La deuxième leçon est qu’un organe de presse ne peut pas être le média d’un parti. Il y a incompatibilité entre « une logique journalistique et une approche plus militante », comme le constatent les journalistes du Monde à propos du Média. Notre positionnement : « pas d’ennemi à droite », qui est aussi le positionnement historique de Présent, nous met à l’abri de ce risque. A chaque échéance électorale importante, Présent ne cache pas où vont prioritairement ses préférences, mais ne saurait se transformer en organe d’un parti.
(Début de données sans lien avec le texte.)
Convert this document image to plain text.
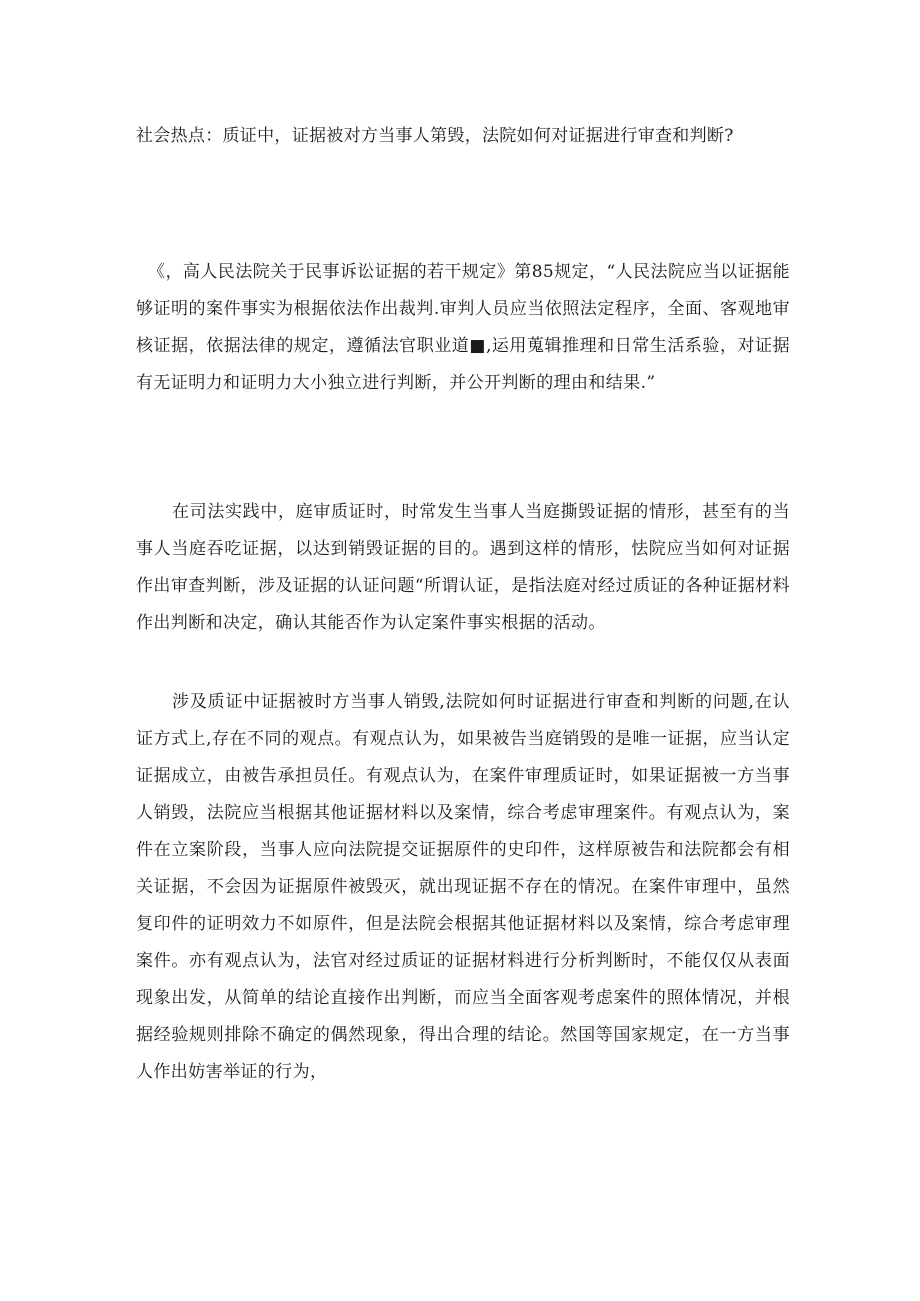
社会热点：质证中，证据被对方当事人第毁，法院如何对证据进行审查和判断?

《，高人民法院关于民事诉讼证据的若干规定》第85规定，“人民法院应当以证据能够证明的案件事实为根据依法作出裁判.审判人员应当依照法定程序，全面、客观地审核证据，依据法律的规定，遵循法官职业道■,运用蒐辑推理和日常生活系验，对证据有无证明力和证明力大小独立进行判断，并公开判断的理由和结果.”

在司法实践中，庭审质证时，时常发生当事人当庭撕毁证据的情形，甚至有的当事人当庭吞吃证据，以达到销毁证据的目的。遇到这样的情形，怯院应当如何对证据作出审查判断，涉及证据的认证问题“所谓认证，是指法庭对经过质证的各种证据材料作出判断和决定，确认其能否作为认定案件事实根据的活动。

涉及质证中证据被时方当事人销毁,法院如何时证据进行审查和判断的问题,在认证方式上,存在不同的观点。有观点认为，如果被告当庭销毁的是唯一证据，应当认定证据成立，由被告承担员任。有观点认为，在案件审理质证时，如果证据被一方当事人销毁，法院应当根据其他证据材料以及案情，综合考虑审理案件。有观点认为，案件在立案阶段，当事人应向法院提交证据原件的史印件，这样原被告和法院都会有相关证据，不会因为证据原件被毁灭，就出现证据不存在的情况。在案件审理中，虽然复印件的证明效力不如原件，但是法院会根据其他证据材料以及案情，综合考虑审理案件。亦有观点认为，法官对经过质证的证据材料进行分析判断时，不能仅仅从表面现象出发，从简单的结论直接作出判断，而应当全面客观考虑案件的照体情况，并根据经验规则排除不确定的偶然现象，得出合理的结论。然国等国家规定，在一方当事人作出妨害举证的行为，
C’est un exercice difficile, car Présent est un quotidien engagé par essence, mais nous devons rester sur cette ligne de crête.

Troisième leçon : notre journal doit être structurellement à l’équilibre. C’est-à-dire que les recettes doivent à tout prix couvrir les dépenses, en période de routine. Même si des événements inattendus, non répétitifs, peuvent nous amener à lancer un SOS, comme nous venons de le faire en juin. De ce point de vue, votre quotidien présente une situation bien plus saine que celle du Média.

C’est vous qui nous avez dit : « Présent doit continuer »

Quatrième leçon : Le Média, face à ses difficultés financières, se lance dans la chasse aux subventions publiques directes (CNC) ou indirectes (Caisse des dépôts, entreprises subventionnées, municipalités mélenchonistes…). Comme nous l’a toujours rappelé Jean Madiran, notre premier recours, nos premiers mécènes, nos seuls vrais juges, ceux qui tiennent le sort de Présent entre leurs mains, ce sont nos lecteurs. Cette analyse de Madiran s’est encore confirmée lors de notre campagne de survie de juin. C’est vous et personne d’autre qui nous avez dit : « Présent doit continuer », et c’est vous, personne d’autre, qui nous en avez donné les moyens. Votre soutien financier, votre soutien moral, vos prières, sans doute aussi, ont défié tous les pronostics. Présent sera présent à la rentrée, dans les kiosques, dans votre boîte à lettres, lors de toutes les grandes manifestations du mouvement national.

Grâce à vous.

Dernière leçon, tirée du Nouveau Testament : « Tout royaume divisé contre lui-même est dévasté, et toute ville ou maison divisée contre elle-même ne peut subsister » (Matthieu), 12-25. Les journalistes du Média ne connaissent visiblement pas cette parole du Christ. Le vrai pessimisme quant à l’avenir du Média mélenchonesque est là. Est là aussi notre optimisme quant à l’avenir de Présent.